The world's poorest countries face starvation and civil unrest if global food prices keep rising, the head of the International Monetary Fund has said.Dominique Strauss-Kahn said in Washington that "hundreds of thousands of people will be starving". "Children will be suffering from malnutrition, with consequences for all their lives," he said.
He predicted that increasing food prices would push up the cost of imports for poor countries, leading to trade imbalances that might also affect developed nations. "It is not only a humanitarian question," added Mr Strauss-Kahn.
Global food prices have risen sharply in recent months, driven by increased demand, poor weather and an increase in the area of land used to grow crops for bio-fuels.
According to the Food and Agriculture Organisation, 37 countries currently face food crises. Robert Zoellick, the president of the World Bank, urged members yesterday to provide £250 million to help alleviate the problem. There have been serious disturbances in more than a dozen developing countries, including Haiti, where a Nigerian peacekeeper serving with the United Nations police force was dragged from his car and shot dead as he was taking food to his colleagues on Saturday. Violence had flared in Haiti's capital Port-au-Prince following the dismissal of Jacques Edouard Alexis, the prime minister, earlier in the day and the announcement of a plan to slash the price of rice.
In Dhaka, the capital of Bangladesh, 20,000 workers rioted over high food prices and low wages on Saturday.

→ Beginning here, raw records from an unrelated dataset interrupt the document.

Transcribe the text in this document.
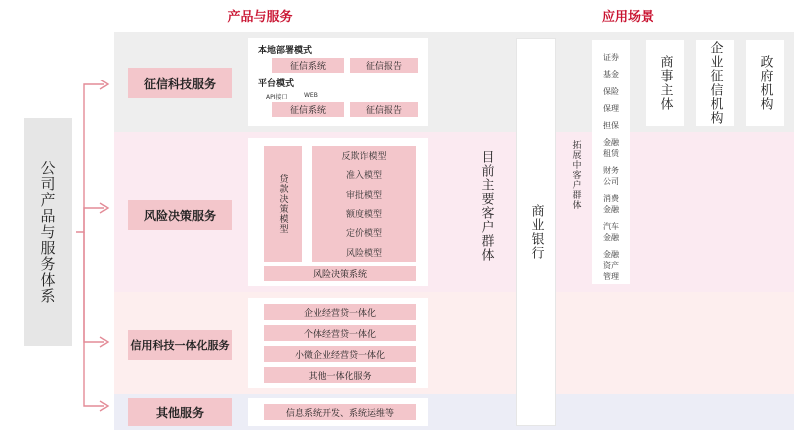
产品与服务	应用场景
公司产品与服务体系
征信科技服务
风险决策服务
信用科技一体化服务
其他服务
本地部署模式
征信系统	征信报告
平台模式
API接口	WEB
征信系统	征信报告
贷款决策模型
反欺诈模型
准入模型
审批模型
额度模型
定价模型
风险模型
风险决策系统
企业经营贷一体化
个体经营贷一体化
小微企业经营贷一体化
其他一体化服务
信息系统开发、系统运维等
目前主要客户群体	商业银行
拓展中客户群体
证券
基金
保险
保理
担保
金融租赁
财务公司
消费金融
汽车金融
金融资产管理
商事主体	企业征信机构	政府机构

There have also been protests in neighbouring India.
Some experts, including Prof John Beddington, the British Government's chief scientific adviser, and Mr Zoellick, have identified the growth of bio-fuels as a major cause of higher food prices.
Several major agricultural nations, such as the United States, have used subsidised crops such as soya bean, sugar cane and corn for ethanol production, reducing the amount of crops available for food and pushing up prices.
"It is very hard to imagine how we can see the world growing enough crops to produce renewable energy and at the same time meet the enormous demand for food," Prof Beddington said last week.
European Union agriculture ministers will meet in Luxembourg today. Michel Barnier, France's agriculture minister, said he would urge his counterparts to devise a "European initiative on food security".